Jojo Rabbit’s shifts from goofy humor to genuine horror to touching pathos can be jarring, but there’s something rousing about its message of loving your neighbor—including those you’ve been taught to hate.
Marriage Story (written and directed by Noah Baumbach)
Marriage Story opens with central couple Charlie and Nicole Barber (Adam Driver and Scarlett Johansson) describing what they love about one another. But that warm moment abruptly ends with a shot of the Barbers sitting in divorce counseling. The scene establishes the film’s funny and often heartbreaking tone and lays out its major themes, showing us how Charlie and Nicole wrestle with their self-perception as they settle into their new lives as separated adults.
Even if we haven’t been through a custody battle, everyone knows the dislocation caused by a difficult season.
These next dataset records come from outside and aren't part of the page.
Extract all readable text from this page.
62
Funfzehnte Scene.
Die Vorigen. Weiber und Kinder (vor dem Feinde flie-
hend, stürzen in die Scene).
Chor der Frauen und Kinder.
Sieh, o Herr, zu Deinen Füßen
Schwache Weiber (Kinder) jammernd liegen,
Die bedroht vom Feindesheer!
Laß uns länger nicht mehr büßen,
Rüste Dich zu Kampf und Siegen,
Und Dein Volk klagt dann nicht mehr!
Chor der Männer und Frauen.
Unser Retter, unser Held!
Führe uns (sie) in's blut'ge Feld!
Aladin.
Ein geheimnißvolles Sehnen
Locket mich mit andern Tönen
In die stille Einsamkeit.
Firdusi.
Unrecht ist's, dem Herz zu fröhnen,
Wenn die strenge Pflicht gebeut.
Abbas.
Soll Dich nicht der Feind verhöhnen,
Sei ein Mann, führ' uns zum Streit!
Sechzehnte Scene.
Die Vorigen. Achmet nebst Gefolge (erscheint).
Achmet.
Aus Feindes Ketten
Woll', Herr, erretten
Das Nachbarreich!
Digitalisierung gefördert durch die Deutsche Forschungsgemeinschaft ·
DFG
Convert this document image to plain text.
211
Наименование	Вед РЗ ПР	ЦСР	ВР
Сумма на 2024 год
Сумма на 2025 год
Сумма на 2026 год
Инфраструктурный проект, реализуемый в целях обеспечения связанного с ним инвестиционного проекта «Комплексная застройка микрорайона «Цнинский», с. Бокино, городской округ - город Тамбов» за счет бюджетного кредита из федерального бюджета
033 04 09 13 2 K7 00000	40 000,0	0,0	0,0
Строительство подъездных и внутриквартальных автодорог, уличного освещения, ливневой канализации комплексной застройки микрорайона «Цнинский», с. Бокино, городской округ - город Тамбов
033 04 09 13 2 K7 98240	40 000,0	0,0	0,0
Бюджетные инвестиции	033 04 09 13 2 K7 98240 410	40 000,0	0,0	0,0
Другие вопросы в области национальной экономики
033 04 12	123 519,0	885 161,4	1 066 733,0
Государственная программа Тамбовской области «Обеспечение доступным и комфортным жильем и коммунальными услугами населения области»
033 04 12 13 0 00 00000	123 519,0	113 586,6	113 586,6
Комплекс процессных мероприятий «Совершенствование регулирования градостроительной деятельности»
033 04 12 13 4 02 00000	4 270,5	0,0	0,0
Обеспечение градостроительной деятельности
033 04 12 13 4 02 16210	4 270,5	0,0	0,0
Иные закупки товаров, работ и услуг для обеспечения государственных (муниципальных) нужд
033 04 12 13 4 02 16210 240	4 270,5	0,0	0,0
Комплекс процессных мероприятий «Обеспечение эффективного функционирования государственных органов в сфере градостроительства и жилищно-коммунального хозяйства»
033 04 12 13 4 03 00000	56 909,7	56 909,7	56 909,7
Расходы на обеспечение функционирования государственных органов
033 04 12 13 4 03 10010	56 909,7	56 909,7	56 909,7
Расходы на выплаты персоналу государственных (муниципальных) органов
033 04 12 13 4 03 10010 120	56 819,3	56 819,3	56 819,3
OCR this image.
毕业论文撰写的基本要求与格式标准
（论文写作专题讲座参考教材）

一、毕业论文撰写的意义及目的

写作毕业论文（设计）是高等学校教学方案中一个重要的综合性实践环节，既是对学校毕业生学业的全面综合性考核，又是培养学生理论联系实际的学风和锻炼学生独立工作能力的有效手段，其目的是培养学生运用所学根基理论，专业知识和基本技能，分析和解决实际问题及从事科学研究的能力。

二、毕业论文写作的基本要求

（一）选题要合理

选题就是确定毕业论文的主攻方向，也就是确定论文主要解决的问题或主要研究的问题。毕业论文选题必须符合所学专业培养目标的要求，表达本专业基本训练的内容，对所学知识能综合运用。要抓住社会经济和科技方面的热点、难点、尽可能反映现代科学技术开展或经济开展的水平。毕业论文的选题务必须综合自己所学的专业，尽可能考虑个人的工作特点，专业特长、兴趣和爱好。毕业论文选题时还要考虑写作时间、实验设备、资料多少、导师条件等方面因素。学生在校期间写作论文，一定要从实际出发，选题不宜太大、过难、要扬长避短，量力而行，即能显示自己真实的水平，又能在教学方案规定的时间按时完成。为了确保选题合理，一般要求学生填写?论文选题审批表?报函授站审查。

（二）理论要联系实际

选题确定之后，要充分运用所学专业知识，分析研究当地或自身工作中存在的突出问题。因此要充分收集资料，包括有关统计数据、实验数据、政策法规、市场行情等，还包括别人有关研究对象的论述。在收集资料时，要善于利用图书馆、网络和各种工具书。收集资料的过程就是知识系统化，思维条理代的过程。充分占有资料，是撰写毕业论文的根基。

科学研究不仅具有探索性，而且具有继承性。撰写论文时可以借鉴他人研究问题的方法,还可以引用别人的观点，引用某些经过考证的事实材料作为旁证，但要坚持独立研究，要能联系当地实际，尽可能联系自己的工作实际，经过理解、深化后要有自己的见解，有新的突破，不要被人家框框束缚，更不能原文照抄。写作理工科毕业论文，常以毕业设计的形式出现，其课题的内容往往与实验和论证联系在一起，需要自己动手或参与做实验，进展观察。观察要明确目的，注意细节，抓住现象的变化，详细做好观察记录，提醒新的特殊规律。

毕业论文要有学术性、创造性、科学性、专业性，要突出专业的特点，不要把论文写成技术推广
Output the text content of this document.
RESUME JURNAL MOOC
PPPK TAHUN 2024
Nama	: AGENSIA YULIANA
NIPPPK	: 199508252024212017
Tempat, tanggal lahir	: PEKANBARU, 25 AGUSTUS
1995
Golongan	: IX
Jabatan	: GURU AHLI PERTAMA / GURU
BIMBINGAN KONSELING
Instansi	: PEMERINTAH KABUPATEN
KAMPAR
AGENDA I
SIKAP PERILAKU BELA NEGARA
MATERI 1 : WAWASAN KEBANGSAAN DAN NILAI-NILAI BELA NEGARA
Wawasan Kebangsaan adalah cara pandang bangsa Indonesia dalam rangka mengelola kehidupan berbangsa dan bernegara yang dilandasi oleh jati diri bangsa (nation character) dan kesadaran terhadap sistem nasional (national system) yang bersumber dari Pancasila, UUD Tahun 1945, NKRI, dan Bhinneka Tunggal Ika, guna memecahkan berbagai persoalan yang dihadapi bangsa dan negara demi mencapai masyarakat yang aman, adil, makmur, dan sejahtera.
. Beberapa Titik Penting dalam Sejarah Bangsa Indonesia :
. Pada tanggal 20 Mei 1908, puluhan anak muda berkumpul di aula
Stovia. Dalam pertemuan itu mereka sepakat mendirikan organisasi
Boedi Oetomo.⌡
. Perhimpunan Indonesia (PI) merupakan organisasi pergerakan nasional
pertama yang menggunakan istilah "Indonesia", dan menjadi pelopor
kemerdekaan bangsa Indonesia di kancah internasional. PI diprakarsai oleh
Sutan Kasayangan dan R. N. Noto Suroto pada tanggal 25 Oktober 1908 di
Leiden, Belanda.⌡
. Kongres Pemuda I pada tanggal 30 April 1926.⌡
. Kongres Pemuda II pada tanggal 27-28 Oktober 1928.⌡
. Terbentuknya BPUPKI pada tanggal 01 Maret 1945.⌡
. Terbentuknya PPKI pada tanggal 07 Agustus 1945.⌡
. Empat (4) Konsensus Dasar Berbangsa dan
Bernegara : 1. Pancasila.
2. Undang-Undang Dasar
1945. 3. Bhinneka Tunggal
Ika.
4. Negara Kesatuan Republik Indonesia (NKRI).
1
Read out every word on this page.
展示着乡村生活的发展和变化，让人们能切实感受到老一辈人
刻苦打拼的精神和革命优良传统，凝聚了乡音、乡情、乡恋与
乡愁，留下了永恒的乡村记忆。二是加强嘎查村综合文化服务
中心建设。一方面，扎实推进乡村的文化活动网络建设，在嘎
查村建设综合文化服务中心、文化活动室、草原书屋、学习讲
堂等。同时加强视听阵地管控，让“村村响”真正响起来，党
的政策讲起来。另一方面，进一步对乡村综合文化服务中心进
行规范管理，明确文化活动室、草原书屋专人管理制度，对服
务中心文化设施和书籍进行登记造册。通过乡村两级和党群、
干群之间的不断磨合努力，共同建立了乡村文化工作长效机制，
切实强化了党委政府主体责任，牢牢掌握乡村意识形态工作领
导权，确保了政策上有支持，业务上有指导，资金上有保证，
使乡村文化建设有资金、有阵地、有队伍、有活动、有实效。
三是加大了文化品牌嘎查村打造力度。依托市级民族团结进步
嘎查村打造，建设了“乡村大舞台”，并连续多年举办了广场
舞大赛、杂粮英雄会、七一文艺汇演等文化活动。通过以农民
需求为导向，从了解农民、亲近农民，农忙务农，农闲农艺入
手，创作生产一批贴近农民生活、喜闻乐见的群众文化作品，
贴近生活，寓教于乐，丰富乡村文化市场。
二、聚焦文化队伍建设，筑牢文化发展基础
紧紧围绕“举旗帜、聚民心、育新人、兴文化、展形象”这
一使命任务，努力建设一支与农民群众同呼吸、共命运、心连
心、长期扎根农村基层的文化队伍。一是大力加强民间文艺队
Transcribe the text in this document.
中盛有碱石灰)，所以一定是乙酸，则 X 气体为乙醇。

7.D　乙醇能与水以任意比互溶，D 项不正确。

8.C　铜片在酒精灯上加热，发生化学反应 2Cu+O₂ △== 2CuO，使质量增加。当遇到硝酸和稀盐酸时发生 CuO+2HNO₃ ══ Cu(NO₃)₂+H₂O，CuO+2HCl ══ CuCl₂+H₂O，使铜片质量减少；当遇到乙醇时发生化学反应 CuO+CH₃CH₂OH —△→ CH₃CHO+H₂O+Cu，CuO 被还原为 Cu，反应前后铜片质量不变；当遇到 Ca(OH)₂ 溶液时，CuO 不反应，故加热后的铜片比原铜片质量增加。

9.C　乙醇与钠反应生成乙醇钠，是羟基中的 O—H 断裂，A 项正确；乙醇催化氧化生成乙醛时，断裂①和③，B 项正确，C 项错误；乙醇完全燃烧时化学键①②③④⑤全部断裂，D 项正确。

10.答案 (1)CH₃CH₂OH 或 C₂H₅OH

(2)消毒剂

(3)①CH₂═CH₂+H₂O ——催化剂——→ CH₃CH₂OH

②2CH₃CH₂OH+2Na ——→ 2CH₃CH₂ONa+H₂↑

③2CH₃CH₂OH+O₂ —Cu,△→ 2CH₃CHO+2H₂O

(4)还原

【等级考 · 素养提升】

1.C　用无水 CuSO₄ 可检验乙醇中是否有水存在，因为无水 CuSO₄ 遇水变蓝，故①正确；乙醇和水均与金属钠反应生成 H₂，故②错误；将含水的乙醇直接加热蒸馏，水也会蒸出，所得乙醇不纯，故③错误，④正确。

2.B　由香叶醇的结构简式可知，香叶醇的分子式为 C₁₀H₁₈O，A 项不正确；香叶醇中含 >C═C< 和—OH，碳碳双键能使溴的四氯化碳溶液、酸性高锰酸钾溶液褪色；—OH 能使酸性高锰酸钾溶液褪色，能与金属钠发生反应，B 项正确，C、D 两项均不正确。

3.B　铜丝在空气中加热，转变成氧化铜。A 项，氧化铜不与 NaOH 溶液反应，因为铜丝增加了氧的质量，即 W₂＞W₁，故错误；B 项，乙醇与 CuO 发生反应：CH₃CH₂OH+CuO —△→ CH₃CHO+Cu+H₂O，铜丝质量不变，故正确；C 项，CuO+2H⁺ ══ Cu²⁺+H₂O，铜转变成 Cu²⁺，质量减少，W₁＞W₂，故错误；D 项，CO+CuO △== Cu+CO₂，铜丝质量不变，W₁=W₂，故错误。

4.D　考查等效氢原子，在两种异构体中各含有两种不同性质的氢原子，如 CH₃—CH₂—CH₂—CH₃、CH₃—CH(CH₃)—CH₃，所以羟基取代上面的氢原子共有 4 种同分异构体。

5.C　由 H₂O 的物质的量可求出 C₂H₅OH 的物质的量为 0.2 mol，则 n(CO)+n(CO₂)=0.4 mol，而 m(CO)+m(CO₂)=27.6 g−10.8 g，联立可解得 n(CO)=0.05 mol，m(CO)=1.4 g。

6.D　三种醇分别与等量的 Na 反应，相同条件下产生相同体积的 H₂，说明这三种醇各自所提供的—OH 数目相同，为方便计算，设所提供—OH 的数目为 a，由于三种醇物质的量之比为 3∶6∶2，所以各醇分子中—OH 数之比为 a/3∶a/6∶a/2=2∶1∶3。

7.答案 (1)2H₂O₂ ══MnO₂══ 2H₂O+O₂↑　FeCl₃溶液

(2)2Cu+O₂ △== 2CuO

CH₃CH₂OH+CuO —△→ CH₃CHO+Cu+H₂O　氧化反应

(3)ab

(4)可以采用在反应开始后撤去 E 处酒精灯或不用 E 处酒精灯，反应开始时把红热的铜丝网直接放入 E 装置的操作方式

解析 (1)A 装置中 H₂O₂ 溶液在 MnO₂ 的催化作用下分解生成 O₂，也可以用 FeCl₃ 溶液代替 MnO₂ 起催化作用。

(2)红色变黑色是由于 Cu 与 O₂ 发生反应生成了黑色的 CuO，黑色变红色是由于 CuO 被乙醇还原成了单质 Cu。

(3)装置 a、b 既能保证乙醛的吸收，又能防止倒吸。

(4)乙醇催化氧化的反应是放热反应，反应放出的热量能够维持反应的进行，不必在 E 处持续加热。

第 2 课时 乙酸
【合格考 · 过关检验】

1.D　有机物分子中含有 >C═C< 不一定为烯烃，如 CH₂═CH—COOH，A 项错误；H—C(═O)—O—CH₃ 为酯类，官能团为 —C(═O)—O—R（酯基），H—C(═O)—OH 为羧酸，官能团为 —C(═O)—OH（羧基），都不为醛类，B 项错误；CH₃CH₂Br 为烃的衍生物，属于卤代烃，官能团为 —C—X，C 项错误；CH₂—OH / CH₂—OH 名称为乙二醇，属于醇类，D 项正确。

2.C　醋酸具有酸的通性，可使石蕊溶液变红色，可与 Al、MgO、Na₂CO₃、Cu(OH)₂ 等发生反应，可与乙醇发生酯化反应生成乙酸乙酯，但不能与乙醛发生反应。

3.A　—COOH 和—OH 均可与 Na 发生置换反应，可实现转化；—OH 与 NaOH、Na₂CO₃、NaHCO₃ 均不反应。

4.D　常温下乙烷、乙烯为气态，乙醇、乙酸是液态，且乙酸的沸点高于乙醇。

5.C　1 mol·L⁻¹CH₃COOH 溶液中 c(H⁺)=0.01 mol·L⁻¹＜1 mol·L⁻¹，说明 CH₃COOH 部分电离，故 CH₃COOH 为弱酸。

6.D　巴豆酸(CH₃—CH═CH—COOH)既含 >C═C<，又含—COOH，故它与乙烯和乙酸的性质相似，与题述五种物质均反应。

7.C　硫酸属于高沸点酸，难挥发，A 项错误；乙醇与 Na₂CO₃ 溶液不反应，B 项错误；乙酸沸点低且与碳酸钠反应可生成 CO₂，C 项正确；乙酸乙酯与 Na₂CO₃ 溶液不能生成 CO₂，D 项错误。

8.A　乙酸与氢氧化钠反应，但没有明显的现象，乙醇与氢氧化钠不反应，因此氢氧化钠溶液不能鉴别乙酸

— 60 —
We’ve all questioned our identities in the process. In those moments, it’s difficult to remember that, despite our shortcomings, Christ calls us children of God. It’s even harder to remember that Jesus says the same of our antagonists. The identity he gives us comes with a responsibility to love even those who have hurt us most.
A Hidden Life (written and directed by Terrence Malick)
Malick has long since established himself as a master of dreamlike imagery. With whispered voice-overs and wide-angle shots of the rolling Austrian countryside, A Hidden Life initially seems like another of his gauzy tone poems. But as the story of a farmer, Franz Jägerstätter (August Diehl), who refuses to join the Nazi army, the movie could not be more immediate. Illustrating what Dietrich Bonhoeffer called “the cost of discipleship,” Malick shows us the exclusion Jägerstätter and his wife, Fani (Valerie Pachner), undergo when they refuse to join their neighbors’ nationalist furor.
A Hidden Life is a stark reminder of the radical stakes of Christ’s call to love others. Whereas the world values the safety of exclusion, Christ commands us to honor others, despite the cost.
Parasite (directed by Bong Joon-ho; written by Bong and Han Jin-won)
Last year produced many movies about wealth inequality, but none packed a punch quite like Parasite. In this South Korean film, the destitute Kim family experiences a windfall when older son Ki-woo (Choi Woo-sik) takes a position tutoring the teenage daughter of the rich and oblivious Parks. Through sabotage and deception, each of the Kims secures a position in the Park household—displacing the Parks’ original employees in the process. Bong never specifies who, exactly, is the titular parasite, choosing instead to illustrate the destruction and antagonism of an economic system that forces people to compete to survive.
If no one comes out unscathed by moral compromise, that’s because they cannot escape a system in which suffering rolls downhill (literally, in this case). No matter how bad one’s situation might be, there’s always someone who has it worse. Not a lesson in contentment, Parasite brings to mind Jesus’ teaching about the value of the kingdom of heaven. It urges us to make a better world in which people need not leech off one another.